Why it matters: In the past, parents had to opt-out if they didn’t want sex ed for their children. Now, advocates worry the policy change will result in fewer students, especially those from marginalized communities, receiving crucial reproductive health education.
- “How many students are not going to get the services and the lessons that their parents want them to get because we’ve created a new barrier?” CMS school board chair Elyse Dashew says. “That could be an unintended consequence to this.”
The big picture: The lack of education is also suspected to lead to more teen pregnancies at a time when abortion laws in North Carolina are more restrictive.
“If we remove sex education, how can we say they should know better?” says Jocie Sweeney, a licensed psychologist who works with teens in Charlotte.
What’s happening: The opt-in policy is a provision in the controversial Parents’ Bill of Rights. Democratic Gov. Roy Cooper vetoed the legislation, but it passed through the Republican supermajority this summer.
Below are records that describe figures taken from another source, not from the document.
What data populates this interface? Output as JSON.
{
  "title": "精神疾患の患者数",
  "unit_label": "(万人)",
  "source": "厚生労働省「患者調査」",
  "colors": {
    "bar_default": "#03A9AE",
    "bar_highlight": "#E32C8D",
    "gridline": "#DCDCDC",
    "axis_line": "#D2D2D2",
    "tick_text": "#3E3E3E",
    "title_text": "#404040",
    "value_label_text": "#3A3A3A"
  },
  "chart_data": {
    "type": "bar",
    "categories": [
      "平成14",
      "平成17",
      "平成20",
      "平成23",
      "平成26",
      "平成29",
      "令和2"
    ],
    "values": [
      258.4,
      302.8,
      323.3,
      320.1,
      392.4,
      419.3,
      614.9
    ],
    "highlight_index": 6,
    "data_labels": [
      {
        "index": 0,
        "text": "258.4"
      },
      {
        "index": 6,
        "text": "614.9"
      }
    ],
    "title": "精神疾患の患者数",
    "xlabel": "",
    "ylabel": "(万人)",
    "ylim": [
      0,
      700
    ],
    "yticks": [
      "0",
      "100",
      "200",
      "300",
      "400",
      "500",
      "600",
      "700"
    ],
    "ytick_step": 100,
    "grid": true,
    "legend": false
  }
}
- The opt-in change for sex education has been a lesser-discussed topic than other issues in the bill related to book challenges and teachings of “gender identity, sexual activity or sexuality.”
Yes, but: School districts are receiving more time to comply with the Parents’ Bill of Rights.
- As part of the state budget, lawmakers agreed to delay the implementation from Sept. 15 until Jan. 1.
- CMS has sex education courses later in the school year as part of health class.
“History indicates that some families may not participate in the information gathering as we are teaching a new behavior which is to opt-in,” CMS wrote in an email to Axios. “[T]he mindset may still be that one must opt-out and that the student will automatically receive the lesson.”
- Chair Dashew says schools are continuing to push out the messaging to parents. She anticipates more responses as it comes directly from the schools.
“The onus is on us to find ways to make it as easy as possible for parents to opt in, but I am concerned that this is going to be a real challenge,” she says.
The other side: The Parents’ Bill of Rights attempts to strengthen parent involvement in their children’s education. For instance, it requires a process for parents to review materials, including from reproductive health and safety education programs.
By the numbers: Of all the CMS students in 5th through 9th grade, 43,378 did not have complete forms as of Sept. 11. 408 students’ guardians did not answer the opt-in question, and 642 opted out.
- CMS tells Axios its central office has not documented how many students opted out of sex ed in years past but says it was very few.
Between the lines: The reproductive health and safety curriculum teaches about sexually transmitted diseases, contraception and consent. Typically lessons are given at the end of the quarter or semester.
- “This is deliberately planned so teachers and students have built relationships and developed a safe and supportive learning environment where students feel comfortable,” says Jenn Vedder, CMS health and physical education specialist.
- Students also learn what constitutes sexual assault and abuse and how to report it. Law enforcement will sometimes come in to teach about sex trafficking prevention and awareness.
“So many children are reporting sexual assault. We need to empower them with information,” school board member Jennifer De La Jara said at a school board meeting in August.
There are elements to North Carolina’s sex education requirements that some consider problematic. State statute requires the curriculum to teach heterosexuality as the “best lifelong means of avoiding sexually transmitted diseases.”
- Still, advocates of sex education say the good outweighs any bad.
Zoom out: CMS was one of the first in the state to revise its policies to comply with the Parents’ Bill of Rights.
- Most districts, however, are waiting for more guidance from the state. Questions linger about enforcement, especially regarding a policy that essentially requires teachers to out transgender students to their parents.
The bottom line: “I think the attendance is going to go down dramatically, but not because parents don’t want their kids there. I think most parents would want it,” Sweeney said. “I think the people thinking, ‘Oh, it’ll be fine, parents will just opt in’ — well, those are parents of privilege, and also parents who probably have time to talk about sex education.”